In the first quarter of 2022, economic output in Europe’s largest economy could “roughly stagnate”, economists at the Bundesbank in Frankfurt write. Other economists expect gross domestic product (GDP) to fall over the three-month period. That would then be a so-called technical recession, because the economy had already contracted in the last quarter of 2021 compared to the previous quarter.

Ukraine War: Trouble Expected Again

Many companies weathered the latest wave of the coronavirus pandemic relatively well, and material shortages abated. Due to the Russian invasion of Ukraine, supply chain problems are likely to worsen again in March. Additionally, energy prices increased tremendously as a result of the war. “This is expected to decrease the consumption of private households and the output of energy-intensive industries.”
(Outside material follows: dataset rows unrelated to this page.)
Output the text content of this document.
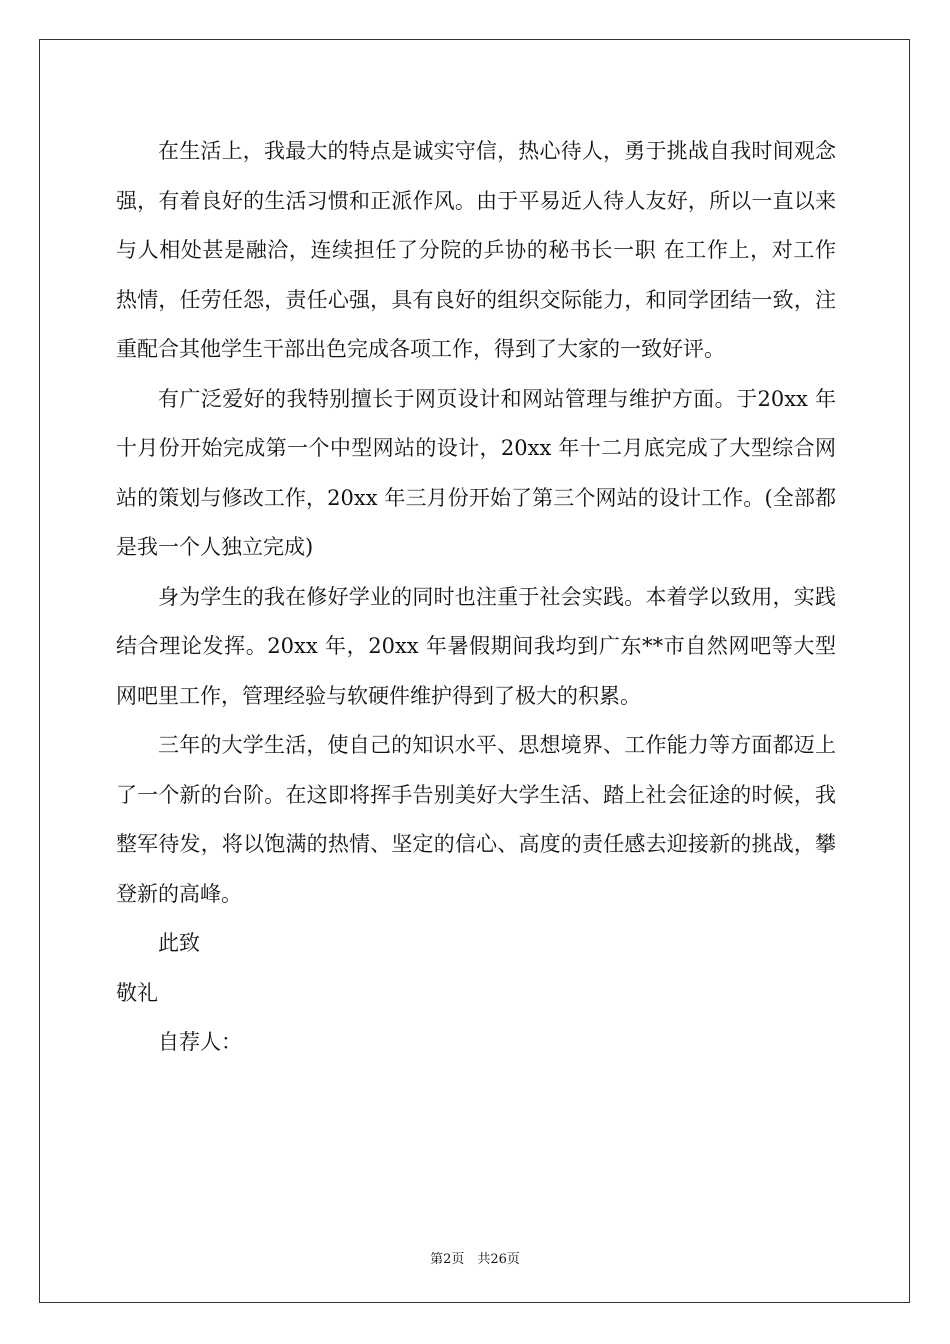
在生活上，我最大的特点是诚实守信，热心待人，勇于挑战自我时间观念强，有着良好的生活习惯和正派作风。由于平易近人待人友好，所以一直以来与人相处甚是融洽，连续担任了分院的乒协的秘书长一职 在工作上，对工作热情，任劳任怨，责任心强，具有良好的组织交际能力，和同学团结一致，注重配合其他学生干部出色完成各项工作，得到了大家的一致好评。

有广泛爱好的我特别擅长于网页设计和网站管理与维护方面。于20xx 年十月份开始完成第一个中型网站的设计，20xx 年十二月底完成了大型综合网站的策划与修改工作，20xx 年三月份开始了第三个网站的设计工作。(全部都是我一个人独立完成)

身为学生的我在修好学业的同时也注重于社会实践。本着学以致用，实践结合理论发挥。20xx 年，20xx 年暑假期间我均到广东**市自然网吧等大型网吧里工作，管理经验与软硬件维护得到了极大的积累。

三年的大学生活，使自己的知识水平、思想境界、工作能力等方面都迈上了一个新的台阶。在这即将挥手告别美好大学生活、踏上社会征途的时候，我整军待发，将以饱满的热情、坚定的信心、高度的责任感去迎接新的挑战，攀登新的高峰。

此致

敬礼

自荐人：

第2页　共26页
The Bundesbank does not expect prices to drop quickly: “Due to the war in Ukraine, the inflation rate is likely to continue to rise in the coming months, which is likely to be due in particular to energy prices.”

In February, the annual rate of inflation in Germany again exceeded the five percent mark: consumer prices were 5.1 percent higher than in the same month last year. Consumers had to dig deeper into their pockets for fuel, natural gas and heating oil in particular. Food and industrial goods prices are also likely to receive an additional boost as a result of falling wheat exports from Ukraine and Russia or due to further disruptions in supply chains.

Bundesbank chief Nagel on high inflation

In view of the rising trend in inflation, Bundesbank President Joachim Nagel calls for the ultra-loose monetary policy to be eased further. “It is very clear to me: If the price outlook requires it, we must continue to normalize monetary policy and also start raising our key interest rates,” Nagel said Monday afternoon at an event organized by the Deutsche Bundesbank in Hannover, according to a previously distributed speech. “If net purchases end in the third quarter as currently forecast, this opens up the possibility of raising interest rates later this year if necessary.”

At its most recent monetary policy meeting on March 10, the Council of the European Central Bank (ECB), of which Nagel is a member, decided to cut billions of euros worth of central bank bond purchases faster than expected. provided. However, the central bank left open the possibility that interest rates in the euro zone could rise again after years of record lows. She stipulated that an interest rate step did not have to take place automatically after the purchase of new securities had stopped.

“In all caution in light of the extraordinary uncertainty: we should not delay exiting very loose monetary policy,” Nagel said. “Otherwise interest rates may have to rise faster or higher later on. However, a sharp rise in interest rates would place a heavier burden on businesses and households. And it could uncover existing vulnerabilities in the financial system and trigger sharp market fluctuations.”

According to Nagel, consumers in Germany will have to be prepared for further price increases in the near future: “Due to the increase in energy prices due to the war, consumer price increases should increase noticeably again, especially in the short term. “. The sharply rising prices are particularly hard on people with low incomes. “Targeted transfers are appropriate to give some particularly hard-hit people some relief,” Nagel said. “However, we in the Governing Council must ensure that strong inflation does not take hold and does not lead to excessive inflation in the medium term.”